A court has charged 14 suspected al-Qaida militants for allegedly planning to attack the U.S.-Embassy in the Turkish capital.
The charges - which were filed by an Ankara court late Friday - come as U.S. Secretary of State Hillary Rodham Clinton visits Turkey's cultural capital of Istanbul for a meeting on religious tolerance.
The 14 suspects were captured just before Clinton's arrival. A 15th suspect was released, though may later also face trial.
"We were very grateful that Turkish authorities broke up an al-Qaida plot that was aimed at American targets in Ankara just a few days ago," Clinton said in Istanbul on Saturday.
Turkish media have speculated that homegrown radical Islamist militants affiliated with al-Qaida are preparing to avenge the May 2 killing of al-Qaida leader Osama bin Laden in Pakistan by U.S. forces.
Al-Qaida's austere and violent interpretation of Islam receives little public backing in Turkey, a predominantly Muslim but officially secular country. However, al-Qaida and several other radical Islamic groups have been active in Turkey before.
The state-run Anatolia news agency reported Saturday that one of the suspects had carried out surveillance around the U.S. Embassy in Ankara and some other foreign missions, including taking photos. Police have seized 1,500 pounds (700 kilograms) of chemicals along with bomb-making instructions, assault rifles, ammunition and maps of Ankara, it said.
Police captured the suspects after tracking one of them for six months, according to Anatolia. The police captured him less than a week ago on a street in Sincan, a town on the outskirts of the capital where he is believed to have received weapons training. The others were rounded up on Tuesday.
In June, police arrested 10 suspected al-Qaida militants in the southern Turkish city of Adana, which is home to the Incirlik Air Base used by the United States to transfer noncombat supplies to Iraq and Afghanistan. Authorities have said Muslim militants tied to al-Qaida planned to attack Incirlik in the past but were deterred by high security.

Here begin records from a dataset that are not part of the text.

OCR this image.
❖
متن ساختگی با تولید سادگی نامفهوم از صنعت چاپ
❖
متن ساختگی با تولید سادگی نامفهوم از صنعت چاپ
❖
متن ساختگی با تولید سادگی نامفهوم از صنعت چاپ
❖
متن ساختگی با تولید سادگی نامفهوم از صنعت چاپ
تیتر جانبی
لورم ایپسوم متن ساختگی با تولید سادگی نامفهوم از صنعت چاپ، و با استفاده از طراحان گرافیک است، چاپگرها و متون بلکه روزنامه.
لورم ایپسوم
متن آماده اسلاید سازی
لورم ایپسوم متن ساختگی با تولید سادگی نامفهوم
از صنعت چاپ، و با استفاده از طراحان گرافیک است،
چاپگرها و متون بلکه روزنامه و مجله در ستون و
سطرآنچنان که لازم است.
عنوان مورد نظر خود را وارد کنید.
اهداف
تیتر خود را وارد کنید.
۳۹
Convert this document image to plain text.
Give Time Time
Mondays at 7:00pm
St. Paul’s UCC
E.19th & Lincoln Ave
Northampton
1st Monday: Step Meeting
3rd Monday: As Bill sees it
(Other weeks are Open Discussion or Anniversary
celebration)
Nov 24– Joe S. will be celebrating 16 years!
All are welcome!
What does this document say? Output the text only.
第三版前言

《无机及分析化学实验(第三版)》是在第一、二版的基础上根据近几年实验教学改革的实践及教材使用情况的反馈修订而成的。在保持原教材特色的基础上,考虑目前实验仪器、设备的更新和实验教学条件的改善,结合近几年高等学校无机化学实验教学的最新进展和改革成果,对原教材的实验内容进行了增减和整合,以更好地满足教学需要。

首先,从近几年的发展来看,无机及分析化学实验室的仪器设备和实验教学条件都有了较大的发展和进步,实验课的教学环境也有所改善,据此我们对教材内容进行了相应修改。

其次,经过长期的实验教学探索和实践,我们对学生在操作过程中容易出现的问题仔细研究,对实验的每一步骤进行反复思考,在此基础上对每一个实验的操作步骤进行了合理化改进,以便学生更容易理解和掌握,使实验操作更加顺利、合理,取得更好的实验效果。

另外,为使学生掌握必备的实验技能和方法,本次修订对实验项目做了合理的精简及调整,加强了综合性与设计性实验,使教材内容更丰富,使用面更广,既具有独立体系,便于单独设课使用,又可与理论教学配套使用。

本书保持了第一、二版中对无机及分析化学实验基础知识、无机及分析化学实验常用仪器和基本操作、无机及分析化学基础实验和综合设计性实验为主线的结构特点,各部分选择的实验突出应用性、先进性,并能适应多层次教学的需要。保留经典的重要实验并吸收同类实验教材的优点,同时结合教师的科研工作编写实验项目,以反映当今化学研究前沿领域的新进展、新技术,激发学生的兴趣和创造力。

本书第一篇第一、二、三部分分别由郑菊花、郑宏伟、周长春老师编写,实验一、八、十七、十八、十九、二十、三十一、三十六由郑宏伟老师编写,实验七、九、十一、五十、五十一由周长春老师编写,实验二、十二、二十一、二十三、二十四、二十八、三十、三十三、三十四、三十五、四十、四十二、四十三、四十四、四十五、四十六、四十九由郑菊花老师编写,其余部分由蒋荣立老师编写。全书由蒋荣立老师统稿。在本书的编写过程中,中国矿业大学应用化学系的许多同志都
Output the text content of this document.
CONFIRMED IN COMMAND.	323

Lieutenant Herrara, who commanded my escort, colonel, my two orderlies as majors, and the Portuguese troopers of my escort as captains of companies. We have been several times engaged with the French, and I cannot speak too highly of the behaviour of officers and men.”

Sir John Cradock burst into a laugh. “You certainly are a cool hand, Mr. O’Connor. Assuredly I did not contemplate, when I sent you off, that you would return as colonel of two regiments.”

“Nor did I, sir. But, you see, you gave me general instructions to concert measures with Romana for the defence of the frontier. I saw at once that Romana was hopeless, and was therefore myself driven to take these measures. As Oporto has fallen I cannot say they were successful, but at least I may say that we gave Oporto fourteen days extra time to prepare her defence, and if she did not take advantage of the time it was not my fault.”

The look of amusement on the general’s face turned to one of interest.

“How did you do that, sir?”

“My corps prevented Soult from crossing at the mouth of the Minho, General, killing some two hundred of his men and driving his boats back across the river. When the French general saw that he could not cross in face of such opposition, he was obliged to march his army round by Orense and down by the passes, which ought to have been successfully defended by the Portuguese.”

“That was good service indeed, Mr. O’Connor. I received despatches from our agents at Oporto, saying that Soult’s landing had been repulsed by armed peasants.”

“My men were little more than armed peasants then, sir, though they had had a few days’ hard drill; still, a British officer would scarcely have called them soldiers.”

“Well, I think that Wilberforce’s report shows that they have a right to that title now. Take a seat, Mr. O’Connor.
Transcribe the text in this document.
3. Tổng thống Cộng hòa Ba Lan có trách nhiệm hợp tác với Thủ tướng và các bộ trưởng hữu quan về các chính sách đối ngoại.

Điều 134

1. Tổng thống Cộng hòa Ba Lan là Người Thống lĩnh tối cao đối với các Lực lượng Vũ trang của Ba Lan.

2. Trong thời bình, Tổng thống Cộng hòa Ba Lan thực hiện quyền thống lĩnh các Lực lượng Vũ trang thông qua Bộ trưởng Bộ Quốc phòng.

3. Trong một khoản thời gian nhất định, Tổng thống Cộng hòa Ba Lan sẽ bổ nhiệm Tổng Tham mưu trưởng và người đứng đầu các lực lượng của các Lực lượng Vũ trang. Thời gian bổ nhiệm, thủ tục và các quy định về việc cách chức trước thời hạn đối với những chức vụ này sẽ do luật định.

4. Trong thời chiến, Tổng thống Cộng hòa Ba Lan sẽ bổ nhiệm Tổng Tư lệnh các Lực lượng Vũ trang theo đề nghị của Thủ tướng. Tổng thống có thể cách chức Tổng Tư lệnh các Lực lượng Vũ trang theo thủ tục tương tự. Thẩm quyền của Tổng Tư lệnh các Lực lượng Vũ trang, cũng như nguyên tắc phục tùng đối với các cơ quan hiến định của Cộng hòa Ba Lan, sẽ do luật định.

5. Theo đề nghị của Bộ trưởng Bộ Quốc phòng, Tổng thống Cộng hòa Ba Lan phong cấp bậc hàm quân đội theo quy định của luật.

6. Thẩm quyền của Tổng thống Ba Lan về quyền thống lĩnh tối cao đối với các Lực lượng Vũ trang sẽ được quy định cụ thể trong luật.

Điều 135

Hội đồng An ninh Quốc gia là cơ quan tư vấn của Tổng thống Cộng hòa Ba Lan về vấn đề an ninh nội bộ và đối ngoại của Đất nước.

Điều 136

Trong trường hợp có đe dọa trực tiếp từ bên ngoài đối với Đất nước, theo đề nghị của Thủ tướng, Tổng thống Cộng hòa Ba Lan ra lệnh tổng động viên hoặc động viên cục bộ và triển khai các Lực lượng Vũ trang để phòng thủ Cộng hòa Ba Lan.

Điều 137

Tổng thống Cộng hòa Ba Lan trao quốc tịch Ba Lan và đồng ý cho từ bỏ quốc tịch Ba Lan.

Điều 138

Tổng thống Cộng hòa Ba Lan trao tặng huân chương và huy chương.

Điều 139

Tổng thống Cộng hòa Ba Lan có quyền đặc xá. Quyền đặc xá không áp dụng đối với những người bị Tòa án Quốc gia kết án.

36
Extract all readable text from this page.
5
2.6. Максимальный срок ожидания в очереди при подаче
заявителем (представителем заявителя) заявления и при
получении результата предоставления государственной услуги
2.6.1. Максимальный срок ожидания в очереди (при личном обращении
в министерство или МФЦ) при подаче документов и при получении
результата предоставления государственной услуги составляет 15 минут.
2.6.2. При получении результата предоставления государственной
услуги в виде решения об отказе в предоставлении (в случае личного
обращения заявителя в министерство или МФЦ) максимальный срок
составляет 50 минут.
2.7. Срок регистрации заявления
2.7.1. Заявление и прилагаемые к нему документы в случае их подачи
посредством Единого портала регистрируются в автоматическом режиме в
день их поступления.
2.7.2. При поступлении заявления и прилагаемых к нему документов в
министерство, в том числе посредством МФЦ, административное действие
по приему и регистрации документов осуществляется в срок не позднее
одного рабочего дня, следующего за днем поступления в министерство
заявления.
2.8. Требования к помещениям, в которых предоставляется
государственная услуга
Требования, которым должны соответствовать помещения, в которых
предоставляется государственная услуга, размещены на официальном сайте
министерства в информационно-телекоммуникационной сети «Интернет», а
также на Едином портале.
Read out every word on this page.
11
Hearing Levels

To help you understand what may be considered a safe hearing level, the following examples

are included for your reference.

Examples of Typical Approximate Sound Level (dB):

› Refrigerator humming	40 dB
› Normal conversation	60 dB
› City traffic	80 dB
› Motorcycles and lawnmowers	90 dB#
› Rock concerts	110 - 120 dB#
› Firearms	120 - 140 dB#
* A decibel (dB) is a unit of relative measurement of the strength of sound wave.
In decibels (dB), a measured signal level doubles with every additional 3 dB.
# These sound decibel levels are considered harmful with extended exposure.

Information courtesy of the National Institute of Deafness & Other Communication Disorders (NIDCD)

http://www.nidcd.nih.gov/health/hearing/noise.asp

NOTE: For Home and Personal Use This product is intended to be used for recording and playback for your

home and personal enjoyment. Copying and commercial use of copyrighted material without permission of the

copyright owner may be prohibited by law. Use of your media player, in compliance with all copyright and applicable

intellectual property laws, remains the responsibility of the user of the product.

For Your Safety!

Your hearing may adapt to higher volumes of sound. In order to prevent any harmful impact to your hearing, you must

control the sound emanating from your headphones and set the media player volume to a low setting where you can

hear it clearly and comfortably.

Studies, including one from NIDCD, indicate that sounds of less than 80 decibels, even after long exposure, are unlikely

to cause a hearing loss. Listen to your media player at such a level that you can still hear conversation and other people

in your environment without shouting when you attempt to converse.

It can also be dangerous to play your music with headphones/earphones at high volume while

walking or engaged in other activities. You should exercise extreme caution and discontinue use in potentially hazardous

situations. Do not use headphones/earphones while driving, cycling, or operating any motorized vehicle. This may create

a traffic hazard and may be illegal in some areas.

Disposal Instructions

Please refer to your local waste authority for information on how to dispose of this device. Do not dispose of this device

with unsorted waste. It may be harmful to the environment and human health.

Turkish authorities have said dozens of Turkish militants have received training in Afghanistan.
In 2008, an attack blamed on al-Qaida-affiliated militants outside the U.S.¬ Consulate in Istanbul left three assailants and three policemen dead.
In 2003, homegrown Islamic militants tied to the al-Qaida attacked the British Consulate, a British bank and two synagogues in Istanbul, killing 58 people.